Step-by-Step Solution:
Marked price (MP) = Rs 2375.After first discount of 50%, price becomes 2375 * (1 - 0.50) = 2375 * 0.50 = Rs 1187.50.After second discount of 25% on Rs 1187.50, price becomes 1187.50 * (1 - 0.25) = 1187.50 * 0.75 = Rs 890.625.Repair cost added = Rs 165, so effective cost price = 890.625 + 165 = Rs 1055.625.Required profit = 62.5%, so selling price SP = 1055.625 * (1 + 62.5 / 100) = 1055.625 * 1.625.SP = Rs 1715.390625, which rounds to Rs 1715.39.

Verification / Alternative check:
We can verify by computing the profit amount directly: Profit = SP - CP = 1715.39 - 1055.625 ≈ 659.765. Now 659.765 / 1055.625 * 100 is approximately 62.5%. The minor difference is only due to rounding at the paise level. This confirms that the selling price of Rs 1715.39 is consistent with a 62.5% profit on the effective cost price.

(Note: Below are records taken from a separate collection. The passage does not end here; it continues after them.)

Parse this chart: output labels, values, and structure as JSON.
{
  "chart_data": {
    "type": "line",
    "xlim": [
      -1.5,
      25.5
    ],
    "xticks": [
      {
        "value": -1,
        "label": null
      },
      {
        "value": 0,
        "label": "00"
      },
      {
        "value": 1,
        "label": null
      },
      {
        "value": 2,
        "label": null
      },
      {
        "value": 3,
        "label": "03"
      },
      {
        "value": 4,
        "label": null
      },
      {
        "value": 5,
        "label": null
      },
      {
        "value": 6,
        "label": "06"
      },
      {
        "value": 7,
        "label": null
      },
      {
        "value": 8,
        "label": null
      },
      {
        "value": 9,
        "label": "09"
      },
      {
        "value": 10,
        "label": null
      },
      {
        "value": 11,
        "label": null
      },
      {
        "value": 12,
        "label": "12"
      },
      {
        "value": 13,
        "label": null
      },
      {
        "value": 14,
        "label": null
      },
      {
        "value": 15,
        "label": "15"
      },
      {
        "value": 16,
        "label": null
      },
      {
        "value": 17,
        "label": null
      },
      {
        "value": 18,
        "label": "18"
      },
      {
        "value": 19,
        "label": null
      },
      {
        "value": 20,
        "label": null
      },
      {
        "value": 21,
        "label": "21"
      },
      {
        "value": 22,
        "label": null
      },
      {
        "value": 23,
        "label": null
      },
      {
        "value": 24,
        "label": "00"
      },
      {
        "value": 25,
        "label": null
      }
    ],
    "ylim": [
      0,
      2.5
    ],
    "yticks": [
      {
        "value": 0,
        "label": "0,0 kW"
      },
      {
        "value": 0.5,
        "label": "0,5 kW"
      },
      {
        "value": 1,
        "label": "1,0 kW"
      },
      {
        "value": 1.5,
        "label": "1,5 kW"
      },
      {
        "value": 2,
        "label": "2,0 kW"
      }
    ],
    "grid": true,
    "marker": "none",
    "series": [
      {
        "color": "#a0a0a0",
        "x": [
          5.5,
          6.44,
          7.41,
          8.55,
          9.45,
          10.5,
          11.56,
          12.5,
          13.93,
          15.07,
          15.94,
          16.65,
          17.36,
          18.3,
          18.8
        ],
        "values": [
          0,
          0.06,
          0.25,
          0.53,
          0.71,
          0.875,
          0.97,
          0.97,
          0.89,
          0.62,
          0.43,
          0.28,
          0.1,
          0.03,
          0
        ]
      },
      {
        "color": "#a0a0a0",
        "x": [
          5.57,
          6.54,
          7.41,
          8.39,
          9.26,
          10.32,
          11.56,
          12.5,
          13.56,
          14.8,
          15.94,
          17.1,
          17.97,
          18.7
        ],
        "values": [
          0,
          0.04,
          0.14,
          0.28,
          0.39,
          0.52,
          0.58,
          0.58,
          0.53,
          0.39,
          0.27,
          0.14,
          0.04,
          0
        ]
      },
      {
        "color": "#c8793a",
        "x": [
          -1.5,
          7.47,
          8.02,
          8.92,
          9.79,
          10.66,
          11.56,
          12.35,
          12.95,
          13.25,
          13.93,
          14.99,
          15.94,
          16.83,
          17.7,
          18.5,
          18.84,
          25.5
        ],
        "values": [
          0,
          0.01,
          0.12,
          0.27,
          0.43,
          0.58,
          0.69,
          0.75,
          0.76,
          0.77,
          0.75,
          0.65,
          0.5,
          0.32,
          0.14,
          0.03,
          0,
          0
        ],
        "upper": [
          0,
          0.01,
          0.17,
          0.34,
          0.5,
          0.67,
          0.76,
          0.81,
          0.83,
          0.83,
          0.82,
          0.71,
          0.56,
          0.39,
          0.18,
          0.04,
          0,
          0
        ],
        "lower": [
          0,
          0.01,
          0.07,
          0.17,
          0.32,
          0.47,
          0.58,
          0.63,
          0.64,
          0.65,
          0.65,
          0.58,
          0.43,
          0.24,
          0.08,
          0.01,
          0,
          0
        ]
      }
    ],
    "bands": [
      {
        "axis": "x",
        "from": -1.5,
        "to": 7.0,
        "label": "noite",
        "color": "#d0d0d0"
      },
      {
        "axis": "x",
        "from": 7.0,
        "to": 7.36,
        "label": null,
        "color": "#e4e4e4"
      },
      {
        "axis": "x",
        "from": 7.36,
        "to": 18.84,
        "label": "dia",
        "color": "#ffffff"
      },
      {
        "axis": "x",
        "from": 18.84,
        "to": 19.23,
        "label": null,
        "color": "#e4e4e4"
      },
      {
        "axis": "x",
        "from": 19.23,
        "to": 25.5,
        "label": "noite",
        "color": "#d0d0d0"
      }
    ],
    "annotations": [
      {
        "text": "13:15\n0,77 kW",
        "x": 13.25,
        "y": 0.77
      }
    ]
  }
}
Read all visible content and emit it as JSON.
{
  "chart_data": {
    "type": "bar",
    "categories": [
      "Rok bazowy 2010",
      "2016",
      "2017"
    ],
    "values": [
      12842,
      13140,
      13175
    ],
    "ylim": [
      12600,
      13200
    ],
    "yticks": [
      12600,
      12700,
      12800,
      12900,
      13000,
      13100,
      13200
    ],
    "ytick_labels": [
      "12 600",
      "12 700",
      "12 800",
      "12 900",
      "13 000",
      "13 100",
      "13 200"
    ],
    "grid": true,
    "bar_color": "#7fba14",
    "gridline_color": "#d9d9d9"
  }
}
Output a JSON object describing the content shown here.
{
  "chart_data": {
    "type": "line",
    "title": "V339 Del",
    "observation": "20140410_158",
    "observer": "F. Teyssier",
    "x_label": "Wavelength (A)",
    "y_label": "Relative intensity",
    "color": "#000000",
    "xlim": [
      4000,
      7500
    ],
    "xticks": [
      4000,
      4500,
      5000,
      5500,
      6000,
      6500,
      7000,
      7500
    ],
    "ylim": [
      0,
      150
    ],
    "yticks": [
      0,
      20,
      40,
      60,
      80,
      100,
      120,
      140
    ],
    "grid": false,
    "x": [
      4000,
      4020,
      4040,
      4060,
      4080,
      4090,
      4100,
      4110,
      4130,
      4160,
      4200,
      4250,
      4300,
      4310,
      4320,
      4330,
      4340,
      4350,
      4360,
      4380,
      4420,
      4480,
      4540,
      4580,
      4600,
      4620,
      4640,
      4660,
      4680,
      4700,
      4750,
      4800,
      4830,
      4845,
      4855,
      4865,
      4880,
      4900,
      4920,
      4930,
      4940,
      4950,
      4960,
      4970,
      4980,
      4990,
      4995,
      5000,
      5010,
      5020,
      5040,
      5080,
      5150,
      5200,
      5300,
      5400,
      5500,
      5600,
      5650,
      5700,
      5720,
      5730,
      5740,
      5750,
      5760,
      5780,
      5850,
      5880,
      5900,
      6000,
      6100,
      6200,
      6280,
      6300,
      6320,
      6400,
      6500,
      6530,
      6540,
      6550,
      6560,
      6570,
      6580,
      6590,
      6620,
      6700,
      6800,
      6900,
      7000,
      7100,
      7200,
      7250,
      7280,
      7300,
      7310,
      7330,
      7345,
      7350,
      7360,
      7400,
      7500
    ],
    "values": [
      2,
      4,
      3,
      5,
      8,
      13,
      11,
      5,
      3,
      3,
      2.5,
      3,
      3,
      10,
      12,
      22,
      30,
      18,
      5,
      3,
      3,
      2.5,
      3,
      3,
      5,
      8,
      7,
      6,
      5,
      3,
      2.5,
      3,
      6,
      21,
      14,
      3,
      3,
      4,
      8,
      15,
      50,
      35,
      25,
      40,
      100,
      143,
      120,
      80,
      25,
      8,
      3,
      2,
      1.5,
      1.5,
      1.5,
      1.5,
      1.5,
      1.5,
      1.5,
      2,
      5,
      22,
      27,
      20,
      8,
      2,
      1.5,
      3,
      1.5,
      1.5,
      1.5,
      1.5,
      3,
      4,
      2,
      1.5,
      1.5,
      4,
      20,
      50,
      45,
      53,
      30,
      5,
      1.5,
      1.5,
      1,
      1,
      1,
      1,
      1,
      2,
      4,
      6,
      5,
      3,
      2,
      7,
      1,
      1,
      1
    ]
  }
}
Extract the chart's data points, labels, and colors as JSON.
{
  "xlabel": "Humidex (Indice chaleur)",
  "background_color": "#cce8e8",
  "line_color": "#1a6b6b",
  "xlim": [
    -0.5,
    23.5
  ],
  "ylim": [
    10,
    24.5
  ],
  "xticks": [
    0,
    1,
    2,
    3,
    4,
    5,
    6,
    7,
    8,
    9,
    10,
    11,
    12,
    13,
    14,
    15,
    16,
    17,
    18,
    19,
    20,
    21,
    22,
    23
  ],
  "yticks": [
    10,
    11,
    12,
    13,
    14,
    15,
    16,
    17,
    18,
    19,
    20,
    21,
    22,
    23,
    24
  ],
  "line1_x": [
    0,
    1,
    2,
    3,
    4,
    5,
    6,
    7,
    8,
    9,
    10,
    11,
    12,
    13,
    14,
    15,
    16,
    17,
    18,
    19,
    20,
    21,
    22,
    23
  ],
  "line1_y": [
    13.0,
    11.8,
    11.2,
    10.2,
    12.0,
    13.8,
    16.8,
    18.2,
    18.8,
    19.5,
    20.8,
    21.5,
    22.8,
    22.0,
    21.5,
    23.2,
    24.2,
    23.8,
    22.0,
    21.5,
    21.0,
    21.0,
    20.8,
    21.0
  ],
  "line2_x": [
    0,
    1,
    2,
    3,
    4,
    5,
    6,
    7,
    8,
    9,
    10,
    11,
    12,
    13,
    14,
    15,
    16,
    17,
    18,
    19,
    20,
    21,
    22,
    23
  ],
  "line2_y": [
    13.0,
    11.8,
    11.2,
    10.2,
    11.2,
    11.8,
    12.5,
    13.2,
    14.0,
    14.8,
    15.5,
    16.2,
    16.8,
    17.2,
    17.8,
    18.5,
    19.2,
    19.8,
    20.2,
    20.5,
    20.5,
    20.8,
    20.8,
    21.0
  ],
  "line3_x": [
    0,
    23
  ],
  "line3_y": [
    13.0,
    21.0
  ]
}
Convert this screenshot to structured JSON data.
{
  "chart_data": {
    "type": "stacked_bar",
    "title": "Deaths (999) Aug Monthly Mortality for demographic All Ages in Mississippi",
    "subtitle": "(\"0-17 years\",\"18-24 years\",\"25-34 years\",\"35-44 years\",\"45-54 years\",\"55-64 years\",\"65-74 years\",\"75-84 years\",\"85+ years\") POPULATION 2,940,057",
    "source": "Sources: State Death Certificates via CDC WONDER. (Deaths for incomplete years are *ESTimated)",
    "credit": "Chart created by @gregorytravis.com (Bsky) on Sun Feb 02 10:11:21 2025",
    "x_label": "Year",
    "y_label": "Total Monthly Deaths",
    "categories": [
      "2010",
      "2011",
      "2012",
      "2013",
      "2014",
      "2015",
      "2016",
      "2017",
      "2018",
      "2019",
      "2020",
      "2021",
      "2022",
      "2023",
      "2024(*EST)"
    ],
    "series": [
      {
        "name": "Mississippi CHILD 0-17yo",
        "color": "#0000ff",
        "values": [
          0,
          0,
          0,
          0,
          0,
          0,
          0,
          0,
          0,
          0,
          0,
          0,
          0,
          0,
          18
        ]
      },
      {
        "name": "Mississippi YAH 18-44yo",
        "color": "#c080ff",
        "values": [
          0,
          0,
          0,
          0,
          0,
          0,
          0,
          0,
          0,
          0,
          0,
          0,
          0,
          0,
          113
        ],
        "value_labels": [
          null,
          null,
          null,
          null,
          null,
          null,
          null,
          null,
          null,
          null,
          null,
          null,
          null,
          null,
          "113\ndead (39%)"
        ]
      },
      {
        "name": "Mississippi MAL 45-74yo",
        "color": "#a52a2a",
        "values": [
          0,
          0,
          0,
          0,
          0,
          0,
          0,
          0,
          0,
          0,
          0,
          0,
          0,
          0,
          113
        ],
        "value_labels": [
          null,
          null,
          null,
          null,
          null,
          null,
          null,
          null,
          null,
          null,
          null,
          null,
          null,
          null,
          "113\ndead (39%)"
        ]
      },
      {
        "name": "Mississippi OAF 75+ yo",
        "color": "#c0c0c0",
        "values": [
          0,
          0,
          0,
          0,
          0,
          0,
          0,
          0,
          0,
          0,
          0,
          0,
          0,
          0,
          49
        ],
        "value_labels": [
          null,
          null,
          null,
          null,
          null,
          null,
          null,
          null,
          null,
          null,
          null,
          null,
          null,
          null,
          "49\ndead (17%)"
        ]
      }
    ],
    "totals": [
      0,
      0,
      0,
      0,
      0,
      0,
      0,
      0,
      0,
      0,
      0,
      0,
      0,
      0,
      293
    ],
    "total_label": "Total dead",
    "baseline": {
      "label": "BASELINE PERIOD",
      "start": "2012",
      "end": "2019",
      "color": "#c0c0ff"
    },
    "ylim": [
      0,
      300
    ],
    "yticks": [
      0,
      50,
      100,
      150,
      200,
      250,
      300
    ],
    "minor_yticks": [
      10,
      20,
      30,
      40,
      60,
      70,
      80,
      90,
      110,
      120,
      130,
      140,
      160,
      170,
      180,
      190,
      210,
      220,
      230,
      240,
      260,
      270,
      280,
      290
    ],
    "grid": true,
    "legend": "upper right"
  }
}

Why Other Options Are Wrong:
Values like 1467.60, 1492.60 or 1632.80 correspond to much smaller profit percentages when compared with the effective cost price of about Rs 1055.63. None of them reach close to 62.5% profit. Only 1715.39 gives a profit percentage that matches the condition in the question.

Common Pitfalls:
Candidates often apply both discounts directly as a single percentage or forget that the second discount is applied on the already reduced price. Another common mistake is to ignore the repair cost when calculating the cost price, which leads to an underestimation of the required selling price. Always remember to include all costs before applying the profit percentage.

Final Answer:
The required selling price of the article is Rs 1715.39.